Der vergangene Hauptausschuss der Stadt Büdelsdorf hatte es in sich. Auf der Tagesordnung standen zwei zentrale Themen: der Haushalt für das kommende Jahr und der Masterplan für das Rathausquartier. Beide Beschlüsse sind für die Entwicklung unserer Stadt von erheblicher Bedeutung. Umso wichtiger ist ein transparenter und verlässlicher politischer Umgang mit ihnen.


Bei den Haushaltsberatungen kam es zu einer Situation, die unsere Fraktion irritierte. Die BWG kritisiert die Haushaltsentwürfe der Verwaltung zu Recht bereits seit Jahren wegen zu großzügig geplanter Posten scharf, doch heute meldeten CDU und SSW ebenfalls im Hauptausschuss plötzlich erhebliche Zweifel an. Das ist insofern bemerkenswert, als beide Fraktionen zuvor in den Fachausschüssen den jeweiligen Teilhaushalten bereits zugestimmt hatten. Der Haushalt entsteht nicht über Nacht, sondern ist das Ergebnis wochenlanger Beratungen, Abwägungen und Beschlüsse. Zweifel, Hinweise und Änderungen können so rechtzeitig bekanntgemacht und eingearbeitet werden.

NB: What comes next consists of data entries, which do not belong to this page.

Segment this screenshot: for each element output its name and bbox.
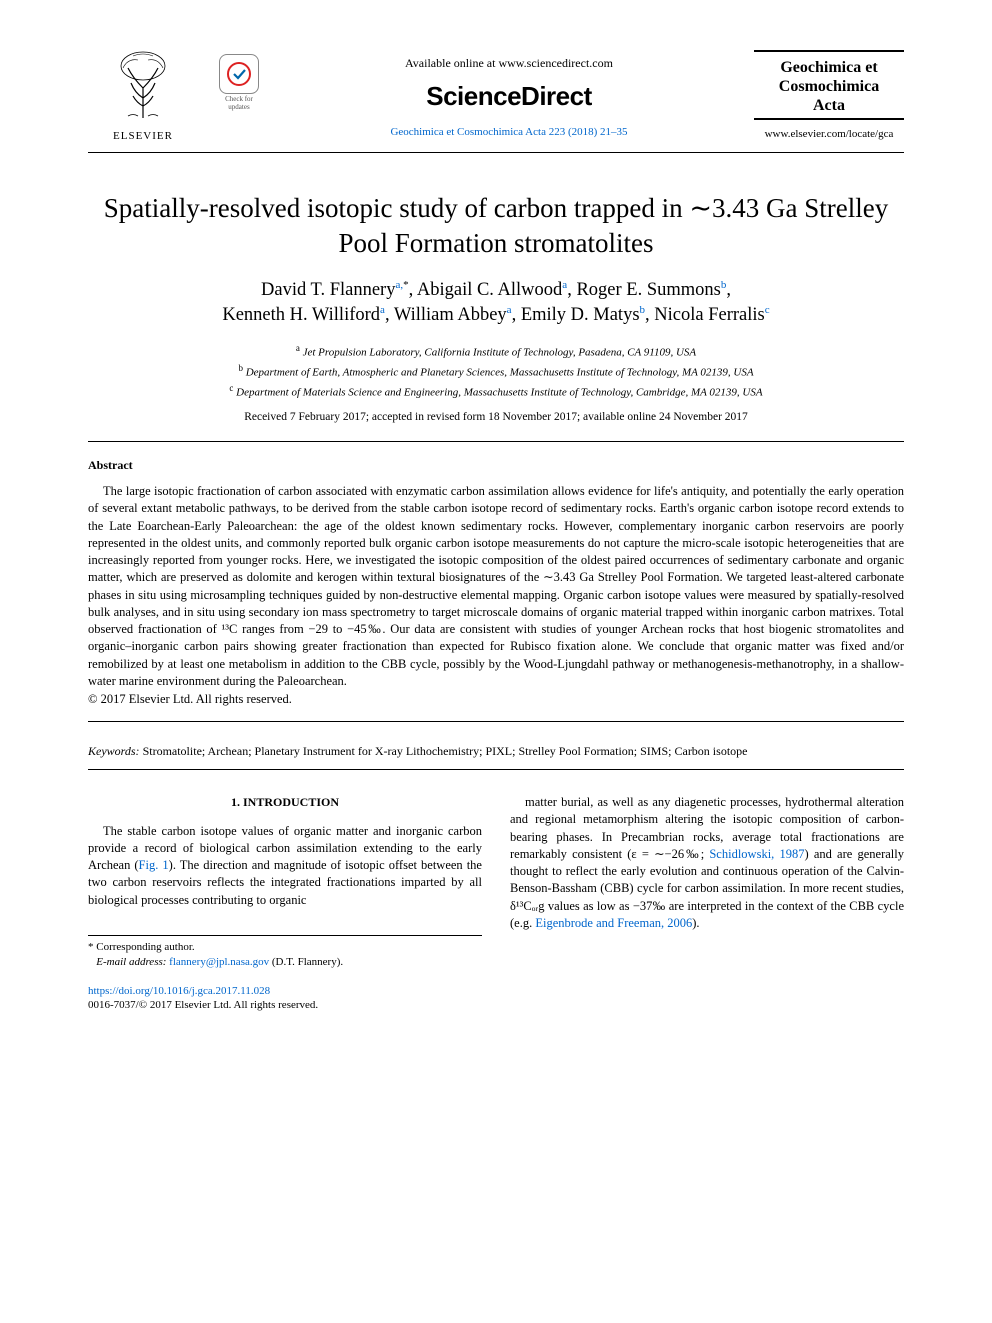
affiliation-c: Department of Materials Science and Engi… [236,386,762,398]
author-2: , Abigail C. Allwood [409,280,563,300]
crossmark-label: Check for updates [214,96,264,111]
column-right: matter burial, as well as any diagenetic… [510,794,904,1013]
fig-1-link[interactable]: Fig. 1 [139,858,169,872]
author-4: Kenneth H. Williford [222,305,380,325]
abstract-box: Abstract The large isotopic fractionatio… [88,441,904,722]
journal-brand-block: Geochimica et Cosmochimica Acta www.else… [754,48,904,140]
abstract-copyright: © 2017 Elsevier Ltd. All rights reserved… [88,692,904,707]
intro-para-1: The stable carbon isotope values of orga… [88,823,482,909]
author-email[interactable]: flannery@jpl.nasa.gov [169,956,269,968]
crossmark-block[interactable]: Check for updates [214,54,264,111]
header-row: ELSEVIER Check for updates Available onl… [88,48,904,142]
body-columns: 1. INTRODUCTION The stable carbon isotop… [88,794,904,1013]
corresponding-author: * Corresponding author. [88,940,482,955]
journal-name-1: Geochimica et [754,58,904,77]
available-online-text: Available online at www.sciencedirect.co… [280,56,738,71]
email-label: E-mail address: [96,956,166,968]
author-3-aff[interactable]: b [721,279,727,291]
elsevier-tree-icon [103,48,183,128]
author-7-aff[interactable]: c [765,304,770,316]
journal-url[interactable]: www.elsevier.com/locate/gca [754,128,904,140]
author-7: , Nicola Ferralis [645,305,765,325]
author-6: , Emily D. Matys [512,305,640,325]
email-attribution: (D.T. Flannery). [269,956,343,968]
doi-link[interactable]: https://doi.org/10.1016/j.gca.2017.11.02… [88,984,482,999]
abstract-text: The large isotopic fractionation of carb… [88,483,904,690]
ref-eigenbrode-freeman-2006[interactable]: Eigenbrode and Freeman, 2006 [535,916,692,930]
crossmark-icon[interactable] [219,54,259,94]
affiliation-a: Jet Propulsion Laboratory, California In… [303,347,697,359]
author-1-aff[interactable]: a, [395,279,403,291]
column-left: 1. INTRODUCTION The stable carbon isotop… [88,794,482,1013]
intro-para-1-cont: matter burial, as well as any diagenetic… [510,794,904,932]
journal-name-2: Cosmochimica [754,77,904,96]
keywords-row: Keywords: Stromatolite; Archean; Planeta… [88,734,904,770]
author-3: , Roger E. Summons [567,280,721,300]
issn-copyright: 0016-7037/© 2017 Elsevier Ltd. All right… [88,998,482,1013]
section-1-heading: 1. INTRODUCTION [88,794,482,811]
author-5: , William Abbey [385,305,507,325]
email-line: E-mail address: flannery@jpl.nasa.gov (D… [88,955,482,970]
article-dates: Received 7 February 2017; accepted in re… [88,411,904,423]
affiliation-b: Department of Earth, Atmospheric and Pla… [246,367,754,379]
header-rule [88,152,904,153]
author-1: David T. Flannery [261,280,395,300]
keywords-list: Stromatolite; Archean; Planetary Instrum… [140,744,748,758]
doi-block: https://doi.org/10.1016/j.gca.2017.11.02… [88,984,482,1014]
article-title: Spatially-resolved isotopic study of car… [88,191,904,260]
sciencedirect-brand: ScienceDirect [280,81,738,112]
keywords-label: Keywords: [88,744,140,758]
footnote-block: * Corresponding author. E-mail address: … [88,935,482,970]
elsevier-label: ELSEVIER [113,130,173,142]
ref-schidlowski-1987[interactable]: Schidlowski, 1987 [709,847,804,861]
center-header: Available online at www.sciencedirect.co… [280,48,738,138]
citation-link[interactable]: Geochimica et Cosmochimica Acta 223 (201… [280,126,738,138]
authors: David T. Flannerya,*, Abigail C. Allwood… [88,278,904,328]
elsevier-logo-block: ELSEVIER [88,48,198,142]
affiliations: a Jet Propulsion Laboratory, California … [88,342,904,401]
abstract-label: Abstract [88,458,904,473]
journal-name-3: Acta [754,96,904,115]
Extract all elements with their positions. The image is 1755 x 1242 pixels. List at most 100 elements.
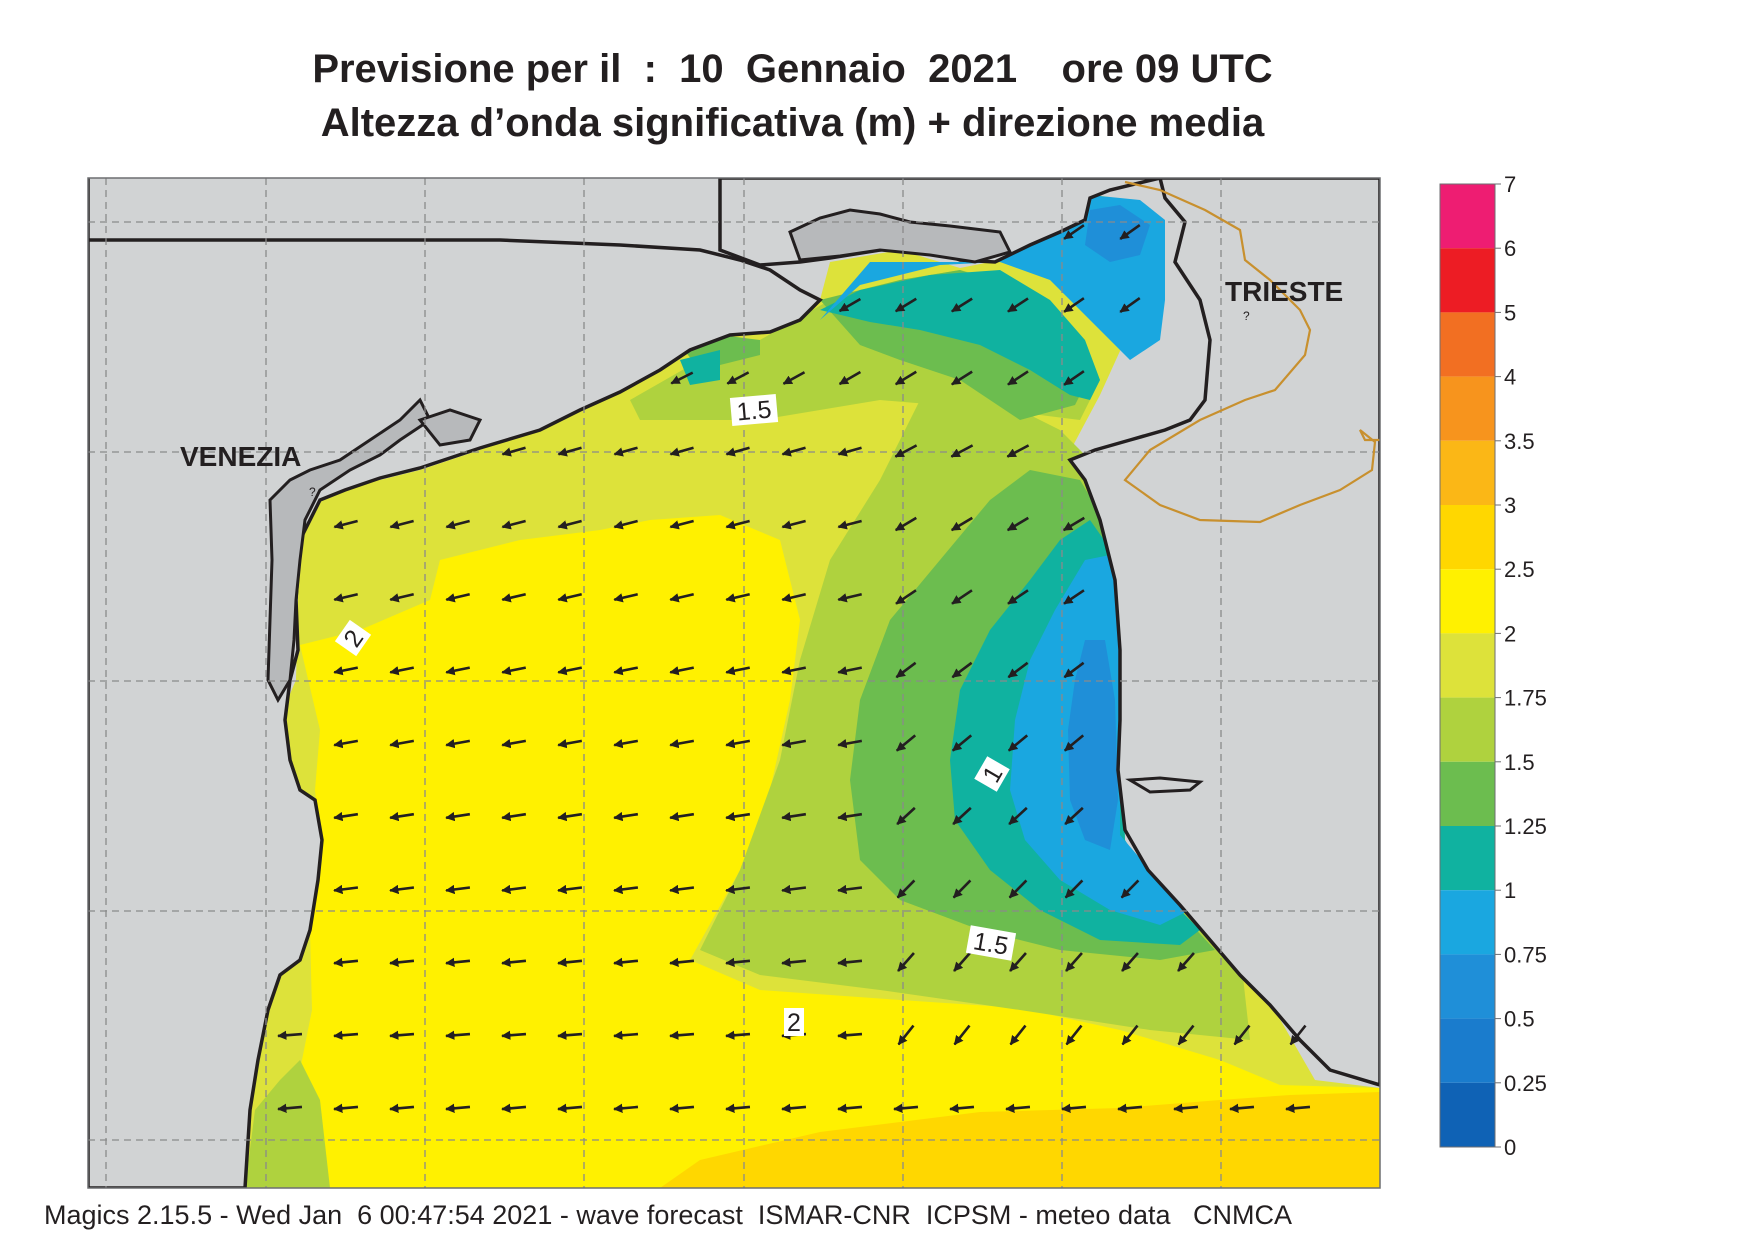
- wave-direction-arrow: [895, 661, 917, 679]
- legend-swatch: [1440, 248, 1495, 313]
- wave-direction-arrow: [1065, 952, 1083, 972]
- wave-direction-arrow: [725, 1030, 751, 1040]
- city-label-trieste: TRIESTE: [1225, 276, 1343, 307]
- wave-direction-arrow: [389, 1030, 415, 1040]
- land-italy-west: [88, 178, 823, 1188]
- legend-tick-label: 3: [1504, 493, 1516, 518]
- legend-swatch: [1440, 826, 1495, 891]
- lagoon-venezia: [266, 397, 432, 704]
- wave-direction-arrow: [781, 666, 807, 676]
- wave-direction-arrow: [669, 519, 694, 530]
- wave-direction-arrow: [333, 811, 359, 822]
- legend-swatch: [1440, 890, 1495, 955]
- wave-direction-arrow: [896, 879, 916, 899]
- wave-direction-arrow: [557, 739, 583, 749]
- legend-tick-label: 1.75: [1504, 686, 1547, 711]
- wave-direction-arrow: [557, 593, 582, 603]
- title-line-2: Altezza d’onda significativa (m) + direz…: [320, 101, 1265, 145]
- wave-direction-arrow: [781, 811, 807, 822]
- wave-direction-arrow: [1285, 1103, 1311, 1113]
- legend-tick-label: 0: [1504, 1135, 1516, 1160]
- wave-direction-arrow: [1009, 952, 1027, 972]
- wave-direction-arrow: [725, 666, 751, 676]
- contour-label-text: 1.5: [736, 396, 773, 427]
- wave-direction-arrow: [1289, 1024, 1307, 1046]
- wave-direction-arrow: [893, 1103, 919, 1113]
- wave-direction-arrow: [445, 811, 471, 822]
- wave-direction-arrow: [951, 589, 973, 605]
- legend-tick-label: 0.5: [1504, 1007, 1535, 1032]
- wave-direction-arrow: [333, 957, 359, 968]
- wave-direction-arrow: [951, 297, 973, 313]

Wir unterstützen als SPD eine kritische Betrachtung des Haushaltes, doch beurteilen den Zeitpunkt mehr als unpassend. Wer diesen Weg mitgeht, trägt Verantwortung für das Gesamtergebnis. Statt klarer Entscheidungen kam es im Hauptausschuss zu Sitzungsunterbrechungen, um sich ein weiteres Mal intern abzustimmen. Der Haushalt wurde schließlich mit „Biegen und Brechen“ beschlossen.

Für die SPD-Fraktion bleibt festzuhalten: Ein solches Vorgehen schwächt das Vertrauen in politische Entscheidungsprozesse. Haushaltsberatungen dürfen kein taktisches Manöver sein, sondern müssen Verlässlichkeit und Planbarkeit für Verwaltung, Vereine und Bürgerinnen und Bürger bieten.

Positiv hervorzuheben ist dagegen der Beschluss zum Masterplan für das Rathausquartier. Hier legte die Frau Bürgervorsteherin Wilken eine ergänzende Beschlussempfehlung neben denen der Verwaltung vor, die unsere Sorgen und Bedenken mit aufnahm. Dieser konnten wir mit gutem Gewissen zustimmen. Mit ihm wird eine wichtige Grundlage für die zukünftige Entwicklung eines zentralen Stadtbereichs gelegt. Ebenso sinnvoll ist die Einrichtung eines begleitenden Lenkungsausschusses. Er soll den Informationsfluss sicherstellen, Prozesse bündeln und politische Diskussionen frühzeitig ermöglichen.

Gerade bei langfristigen Projekten wie dem Rathausquartier zeigt sich, wie wichtig klare Strukturen und offene Kommunikation sind. Hier bietet sich die Chance, politische Fehler aus der Haushaltsdebatte nicht zu wiederholen.

Unsere SPD-Fraktion steht für transparente Entscheidungen, Verlässlichkeit in der Haushaltsführung und eine konstruktive Stadtentwicklung. Daran werden wir auch künftig unser Handeln – und das der anderen Fraktionen – messen.